Kamis, 19 Februari 2015

Diary of Intaran: Sarapan Kukus Dimasak di Atas Tungku

memasak dengan tungku

Matahari tenggelam di langit Bali lebih lambat, pukul tujuh malam langit baru memucat sebelum akhirnya benar-benar gelap. Tak berbeda dengan pagi hari yang mataharinya tiba lebih siang. Aktivitas pagi kami baru dimulai kurang lebih pukul tujuh saat cahaya mulai merekah. Setelah menyelesaikan shalat subuh dan tilawah tak jarang saya akan kembali meringkuk di balik selimut, menunggu sejenak secercah cahaya menyusup dari sela kisi-kisi.

Seperti hari-hari kemarin, hari ini kami memulai hari dengan menyiapkan sarapan untuk kami sendiri. Memilih dan memilah kayu bakar, juga menjumput beberapa lembar danyuh (daun kelapa kering, Jw: blarak) sebagai pemantik, lalu mencoba peruntungan menyalakan tungku dari tanah pol-polan. Merebus air, mengukus pisang, ketela, atau merebus kacang, atau perpaduan dua-tiganya. Tak lupa memetik daun intaran sebagai sisipan di awal suapan.

Menyalakan api dengan tungku juga tidak mudah. Ada beberapa proses yang harus dilalui, tidak seperti hanya memutar pembuka aliran gas dan memencet tombol penyala api. Walaupun di kampung halaman terdapat tungku namun cukup jarang dipakai untuk memasak. Maka, menyentuh kembali tungku tradisional seperti ini memang memunculkan nuansa baru bagi saya.

Menggoreskan korek api pada sisi pemantiknya, menautkannya dengan danyuh, tidak semudah yang dibayangkan. Hingga saya merasa bahwa korek api di sini lebih mudah rapuh dan apinya menjalar cukup cepat. Perlu adaptasi sembari menemukan cara untuk menjawab pertanyaan “bagaimana”. Proses-proses tersebut menuntut kesabaran untuk tidak mudah menyerah. Ketika danyuh mulai menyala pelan-pelan tetap masih harus menambahkan kayu atau tempurung kelapa untuk menghasilkan nyala api yang lebih stabil.

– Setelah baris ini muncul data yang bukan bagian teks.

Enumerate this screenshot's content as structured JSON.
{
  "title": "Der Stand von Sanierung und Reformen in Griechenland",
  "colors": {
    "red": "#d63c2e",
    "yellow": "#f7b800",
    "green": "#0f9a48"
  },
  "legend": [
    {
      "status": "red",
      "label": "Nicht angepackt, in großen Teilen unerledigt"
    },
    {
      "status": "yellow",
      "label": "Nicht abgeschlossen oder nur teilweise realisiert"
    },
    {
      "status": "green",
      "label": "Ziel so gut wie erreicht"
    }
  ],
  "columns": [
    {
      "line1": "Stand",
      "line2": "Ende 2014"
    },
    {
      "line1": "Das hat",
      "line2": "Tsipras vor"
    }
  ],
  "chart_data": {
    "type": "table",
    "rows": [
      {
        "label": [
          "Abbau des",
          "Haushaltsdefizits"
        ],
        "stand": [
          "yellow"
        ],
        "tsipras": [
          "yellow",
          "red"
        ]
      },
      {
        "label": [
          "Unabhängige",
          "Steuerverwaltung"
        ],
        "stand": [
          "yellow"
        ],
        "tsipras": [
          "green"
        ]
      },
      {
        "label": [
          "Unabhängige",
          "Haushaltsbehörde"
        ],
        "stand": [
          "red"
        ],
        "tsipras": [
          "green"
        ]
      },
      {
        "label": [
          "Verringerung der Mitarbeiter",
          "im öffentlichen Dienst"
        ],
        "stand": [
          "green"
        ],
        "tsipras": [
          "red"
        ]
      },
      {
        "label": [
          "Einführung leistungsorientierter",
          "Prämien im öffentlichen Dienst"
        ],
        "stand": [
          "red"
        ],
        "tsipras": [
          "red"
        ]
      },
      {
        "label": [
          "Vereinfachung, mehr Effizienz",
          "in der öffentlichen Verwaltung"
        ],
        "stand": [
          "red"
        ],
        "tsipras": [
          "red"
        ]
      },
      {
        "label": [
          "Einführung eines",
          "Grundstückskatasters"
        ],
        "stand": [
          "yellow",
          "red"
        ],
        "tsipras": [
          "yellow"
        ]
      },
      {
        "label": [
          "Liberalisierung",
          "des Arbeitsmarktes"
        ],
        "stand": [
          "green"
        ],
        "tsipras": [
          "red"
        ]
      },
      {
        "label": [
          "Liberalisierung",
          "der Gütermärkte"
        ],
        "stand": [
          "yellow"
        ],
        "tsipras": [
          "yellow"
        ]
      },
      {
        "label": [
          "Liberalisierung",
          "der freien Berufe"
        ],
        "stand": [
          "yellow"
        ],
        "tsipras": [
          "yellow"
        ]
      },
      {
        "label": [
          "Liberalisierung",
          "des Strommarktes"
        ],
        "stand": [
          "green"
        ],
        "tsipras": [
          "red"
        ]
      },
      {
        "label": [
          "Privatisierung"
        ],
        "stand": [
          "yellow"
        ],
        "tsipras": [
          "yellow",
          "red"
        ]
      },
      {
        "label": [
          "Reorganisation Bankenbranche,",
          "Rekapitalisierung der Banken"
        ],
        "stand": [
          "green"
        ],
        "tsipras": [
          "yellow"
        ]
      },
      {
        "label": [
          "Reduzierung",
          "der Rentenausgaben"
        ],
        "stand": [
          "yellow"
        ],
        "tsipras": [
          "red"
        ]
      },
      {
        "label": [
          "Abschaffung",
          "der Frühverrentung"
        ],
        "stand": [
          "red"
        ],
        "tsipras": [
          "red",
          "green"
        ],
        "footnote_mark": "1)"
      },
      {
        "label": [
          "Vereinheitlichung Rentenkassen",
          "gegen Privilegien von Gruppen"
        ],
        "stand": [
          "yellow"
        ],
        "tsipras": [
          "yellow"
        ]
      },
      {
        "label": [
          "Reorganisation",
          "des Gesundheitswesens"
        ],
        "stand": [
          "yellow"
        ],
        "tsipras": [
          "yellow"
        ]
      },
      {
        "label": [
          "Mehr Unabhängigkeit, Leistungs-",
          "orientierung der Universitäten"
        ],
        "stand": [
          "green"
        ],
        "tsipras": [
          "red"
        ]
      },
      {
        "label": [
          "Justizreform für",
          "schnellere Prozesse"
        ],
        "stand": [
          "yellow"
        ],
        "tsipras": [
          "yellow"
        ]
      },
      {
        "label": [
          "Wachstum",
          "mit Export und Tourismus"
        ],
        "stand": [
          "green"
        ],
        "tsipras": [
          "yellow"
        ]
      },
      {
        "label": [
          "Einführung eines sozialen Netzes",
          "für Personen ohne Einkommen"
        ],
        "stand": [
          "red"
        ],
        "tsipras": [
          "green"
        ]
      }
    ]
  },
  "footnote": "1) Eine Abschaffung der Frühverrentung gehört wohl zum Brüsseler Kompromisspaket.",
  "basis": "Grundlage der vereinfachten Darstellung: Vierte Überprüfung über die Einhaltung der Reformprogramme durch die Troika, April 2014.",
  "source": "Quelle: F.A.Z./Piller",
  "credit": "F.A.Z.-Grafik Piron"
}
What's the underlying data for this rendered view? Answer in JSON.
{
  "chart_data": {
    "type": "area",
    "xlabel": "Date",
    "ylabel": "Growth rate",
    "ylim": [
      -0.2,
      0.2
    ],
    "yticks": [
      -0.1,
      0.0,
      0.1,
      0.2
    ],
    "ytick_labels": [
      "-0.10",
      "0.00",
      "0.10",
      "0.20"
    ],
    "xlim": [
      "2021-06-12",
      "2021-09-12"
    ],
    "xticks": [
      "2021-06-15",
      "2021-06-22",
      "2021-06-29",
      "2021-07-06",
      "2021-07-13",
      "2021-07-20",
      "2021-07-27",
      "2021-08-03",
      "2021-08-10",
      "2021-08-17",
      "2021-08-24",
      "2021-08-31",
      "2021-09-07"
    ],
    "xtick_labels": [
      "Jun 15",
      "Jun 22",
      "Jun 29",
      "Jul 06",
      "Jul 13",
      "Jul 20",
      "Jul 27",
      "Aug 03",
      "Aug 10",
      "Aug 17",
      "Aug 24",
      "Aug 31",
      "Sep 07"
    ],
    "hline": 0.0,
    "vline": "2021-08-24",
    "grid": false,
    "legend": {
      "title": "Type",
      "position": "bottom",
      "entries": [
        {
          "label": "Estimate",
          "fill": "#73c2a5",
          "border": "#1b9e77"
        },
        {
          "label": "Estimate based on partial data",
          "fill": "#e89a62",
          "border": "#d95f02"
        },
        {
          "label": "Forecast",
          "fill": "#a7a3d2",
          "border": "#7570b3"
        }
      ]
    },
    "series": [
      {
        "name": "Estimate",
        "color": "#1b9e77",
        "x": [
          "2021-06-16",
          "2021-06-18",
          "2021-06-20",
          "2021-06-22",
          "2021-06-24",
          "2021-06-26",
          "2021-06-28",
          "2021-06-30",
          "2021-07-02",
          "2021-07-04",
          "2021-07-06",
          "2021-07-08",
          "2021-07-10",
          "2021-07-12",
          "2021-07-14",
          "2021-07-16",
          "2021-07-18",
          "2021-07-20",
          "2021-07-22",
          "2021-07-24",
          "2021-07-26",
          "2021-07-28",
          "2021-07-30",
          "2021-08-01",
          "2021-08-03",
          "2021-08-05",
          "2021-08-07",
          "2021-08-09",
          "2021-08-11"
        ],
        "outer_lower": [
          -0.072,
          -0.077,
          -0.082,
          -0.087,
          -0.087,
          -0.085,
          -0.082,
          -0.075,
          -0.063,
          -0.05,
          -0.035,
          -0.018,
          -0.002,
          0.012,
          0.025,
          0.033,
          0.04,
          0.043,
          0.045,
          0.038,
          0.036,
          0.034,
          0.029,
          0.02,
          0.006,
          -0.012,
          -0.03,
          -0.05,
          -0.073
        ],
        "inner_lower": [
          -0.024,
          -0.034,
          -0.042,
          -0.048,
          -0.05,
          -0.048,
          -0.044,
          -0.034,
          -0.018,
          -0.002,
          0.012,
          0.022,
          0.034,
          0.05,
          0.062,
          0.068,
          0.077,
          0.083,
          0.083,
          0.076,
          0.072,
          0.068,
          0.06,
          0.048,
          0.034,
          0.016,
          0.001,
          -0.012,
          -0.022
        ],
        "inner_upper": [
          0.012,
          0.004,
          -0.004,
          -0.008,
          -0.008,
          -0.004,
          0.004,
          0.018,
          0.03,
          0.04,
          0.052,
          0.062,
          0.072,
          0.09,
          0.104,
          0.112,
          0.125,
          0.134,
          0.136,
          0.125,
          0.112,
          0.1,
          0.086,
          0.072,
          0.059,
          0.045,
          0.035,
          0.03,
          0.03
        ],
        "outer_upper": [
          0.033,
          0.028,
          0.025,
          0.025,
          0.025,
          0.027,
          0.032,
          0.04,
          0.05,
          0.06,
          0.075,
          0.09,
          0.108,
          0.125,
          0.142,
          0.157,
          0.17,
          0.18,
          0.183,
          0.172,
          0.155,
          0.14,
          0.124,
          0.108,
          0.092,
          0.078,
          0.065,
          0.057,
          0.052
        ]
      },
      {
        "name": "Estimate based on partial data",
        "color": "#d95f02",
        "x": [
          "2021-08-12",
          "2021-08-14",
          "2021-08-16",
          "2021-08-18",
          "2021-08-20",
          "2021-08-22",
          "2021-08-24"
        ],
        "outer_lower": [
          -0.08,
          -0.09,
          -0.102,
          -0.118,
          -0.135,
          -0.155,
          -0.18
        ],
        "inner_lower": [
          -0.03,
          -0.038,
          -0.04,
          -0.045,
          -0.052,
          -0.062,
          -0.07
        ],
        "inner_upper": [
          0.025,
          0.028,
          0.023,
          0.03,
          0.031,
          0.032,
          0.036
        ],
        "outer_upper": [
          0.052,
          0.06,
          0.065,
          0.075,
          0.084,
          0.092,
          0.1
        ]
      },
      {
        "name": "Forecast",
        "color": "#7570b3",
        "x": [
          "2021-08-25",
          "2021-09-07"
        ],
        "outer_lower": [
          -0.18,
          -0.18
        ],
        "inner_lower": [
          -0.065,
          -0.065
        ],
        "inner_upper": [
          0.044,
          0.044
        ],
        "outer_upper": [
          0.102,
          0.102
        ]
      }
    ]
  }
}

Setelah itu api tak lantas dapat ditinggalkan begitu saja, bisa jadi api kemudian akan mati karena telah mencapai batas luar tungku. Kalau sudah begitu, kayu harus dimasukkan sejengkal demi sejengkal lagi. Belum lagi apabila terpapar asap yang membuat pedas mata.

Maka di sinilah akhirnya saya mulai belajar untuk “belajar”, menghayati tiap laku dan pola pikir masyarakat terdahulu. Menekuri apa yang mereka maksudkan dengan “penemuan” tersebut. Bahwa tidak sekedar karena saat itu teknologi belum mencapai titik yang lebih modern. Namun bahwa masyarakat saat itu dengan kejeniusannya mampu memahami kehendak dan kebaikan alam. Kayu-kayu atau ranting-ranting pohon yang berjatuhan mampu disulap untuk membuat bara demi melanjutkan hidup. Kontemplasi untuk mensyukuri apa yang ada di sekitar kita tanpa menggerus zat yang tak mampu diperbarui dan menghasilkan elemen yang tak dapat diurai.


Dan akhirnya, voila!

singkong kukus dan daun intaran
menu lengkap ala intaran

4 komentar:

  1. daun intarannya itu dimakan langsung mentah gitu kah?
    ngebaca tulisan ini serasa lagi mencium aroma khas kayu bakar dan singkong rebus hangat *trus lapar XD

    BalasHapus
    Balasan
    1. iya, dimakan mentah gitu selembar per hari. sini2, aku baru makan ubi rebus :-p

      Hapus
  2. Wah, fotonya menggugah sekali. Favoritku pisang kukusnya :') duh jadi kangen dadong di rumah yang selalu siap sedia dengan menu serupa saat sarapan.

    BalasHapus
    Balasan
    1. Makasih doi, pasti kangen pisang kukus karena sekarang sudah di amrik. Keren!